He left that statement unfinished, and I remembered how in the Himalaya he had devoted a lot of time to doctoring the sick who came to our camps. His two best-selling books to date are The Story of Everest, published in the year of the first ascent—a tale of the mountain from its first sighting to its eventual conquest. It sold 30,000 copies, and went into eight foreign translations. His Companion Guide is running second now at over 20,000 and still selling.
On the outstanding beauty of the Highland scene…
One of the more abstract jobs he undertook was to make a survey of the North for the National Trust for Scotland, resulting in a book called Highland Landscape, identifying the regions of supreme landscape value. It meant walking over the ground and assessing it against his personal experience of the territories over a period of 30 years.
In his conclusion he writes :
“The outstanding beauty of the Highland scene, which is one of the nation’s great natural assets, has been haphazardly expended and no account kept. The wasting away of this asset is bound to continue and to accelerate unless discrimination and control arc brought to bear by some body created for the purpose and granted powers by the Government, so that checks and safeguards may be instituted.
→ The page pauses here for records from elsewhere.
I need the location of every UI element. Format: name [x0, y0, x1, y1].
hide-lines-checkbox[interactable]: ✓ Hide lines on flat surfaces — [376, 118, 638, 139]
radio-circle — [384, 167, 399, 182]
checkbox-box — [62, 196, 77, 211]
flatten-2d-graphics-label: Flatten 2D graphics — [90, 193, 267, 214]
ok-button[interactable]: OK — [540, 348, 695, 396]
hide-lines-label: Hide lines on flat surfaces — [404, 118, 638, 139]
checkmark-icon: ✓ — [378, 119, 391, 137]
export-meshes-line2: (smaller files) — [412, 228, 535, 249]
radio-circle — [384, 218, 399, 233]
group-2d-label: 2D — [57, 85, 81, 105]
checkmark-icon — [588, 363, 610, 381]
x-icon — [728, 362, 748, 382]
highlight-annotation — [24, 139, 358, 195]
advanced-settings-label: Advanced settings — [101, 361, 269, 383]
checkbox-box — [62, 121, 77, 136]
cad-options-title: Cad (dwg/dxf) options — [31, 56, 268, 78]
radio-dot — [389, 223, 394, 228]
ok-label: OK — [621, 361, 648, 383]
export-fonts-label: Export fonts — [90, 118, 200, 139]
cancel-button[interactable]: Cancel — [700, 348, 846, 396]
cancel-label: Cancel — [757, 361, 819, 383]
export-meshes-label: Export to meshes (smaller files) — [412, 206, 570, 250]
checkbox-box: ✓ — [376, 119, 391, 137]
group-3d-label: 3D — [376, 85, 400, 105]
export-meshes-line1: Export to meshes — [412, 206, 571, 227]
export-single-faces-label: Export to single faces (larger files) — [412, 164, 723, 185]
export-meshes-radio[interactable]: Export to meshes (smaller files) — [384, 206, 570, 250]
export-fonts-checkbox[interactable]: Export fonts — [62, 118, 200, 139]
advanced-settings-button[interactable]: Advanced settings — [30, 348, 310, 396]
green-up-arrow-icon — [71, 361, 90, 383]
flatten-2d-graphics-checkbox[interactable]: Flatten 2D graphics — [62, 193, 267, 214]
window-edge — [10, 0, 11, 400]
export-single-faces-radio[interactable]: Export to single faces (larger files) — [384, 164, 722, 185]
If action to that good end be not taken now, the Scottish people will lose by neglect what remains of their natural heritage.”
Well, a body was formed, the Countryside Commission, and Bill Murray has been a member of it for 10 years. Alas, however, it is not an organisation of real power. Its work is mainly inspirational, and in the end it is the local authorities which call the tune. But Bill has made his voice heard, which is the reason why he is Chairman of the Scottish Countryside Activities Council, representing 30 organisations and 400,000 countryside users.
Until recently, he was Chairman of the Mountaineering Council for Scotland, which is the voice of all mountaineers to Government, and to all others having responsibility for mountain land. It works in partnership with the British Mountaineering Council of which Bill was vice-president. In addition to that he was President of the Scottish Mountain-eering Club from 1962-64.
“I had to give up some of these posts because I wasn’t getting enough time for writing or climbing. They’ve been very good for me. I’ve learned a lot and know the value of the work that has to be done if right decisions affecting the Scottish countryside are to be made. There are whole areas of Argyll where no conservation principles are being put into effect, and that includes Lochgoilhead.”
Buchaille Etive Mor remains his most loved mountain. He also has, in his garden, a steep face of rock which even by the easiest way gives a severe problem that a few good climbers have failed to solve. Bill can still do it,
“Because I know the holds,” he confesses. Nowadays he seeks out more moderate climbs when he goes to the Buachaille, and winter ascents are by the easier gullies cutting steps in the old way. Not for him the modern style.
“If I were starting again I would be all for the special tools and techniques which enable you to climb steep ice as if you were on rock.
“To do it you need a lot of practice. But I have my reservations. Hamish Maclnnes says it has taken a lot of fun out of winter climbing. My own view is that earlier climbers probably got a bigger kick with nothing more than nailed boots and axes than the modern generation get with advanced aids. And when you think of it, the pioneers who did the classic winter climbs on Nevis, Glencoe and other places published astonishingly little detail about the routes. They minimised the difficulties which must have been considerable.”
On mountains the need for constant vigilance on steep places is the hardest lesson to remember, and the one which even the best climbers forget at the cost of their lives. The danger is part of the fun. It breeds self-reliance, though Bill is sure the mountains cannot be used for character-building, for something goes astray the moment you try to organise.
Bill Murray is extremely glad that he started off alone, finding his own way. ” I am sure I would have lost half my enthusiasm if I had been led by a qualified instructor.” He joined a club when he was ready for it, and there met the team-mates who formed the strongest climbing partnership of the ’30’s. He regards the clubs as being “Mountaineering’s essential backbone—a framework on which tradition and development naturally hang and grow.”
Bill’s full title is Dr W. H. Murray, O.B.E., and he is the holder of the Mungo Park Medal of the Royal Scottish Geographical Society.
For his book, The Story of Everest, he received the United States of America Educational Award. His topographical books are amongst the best that have been written in Scotland. Amongst his novels, I rate Five Frontiers the highest.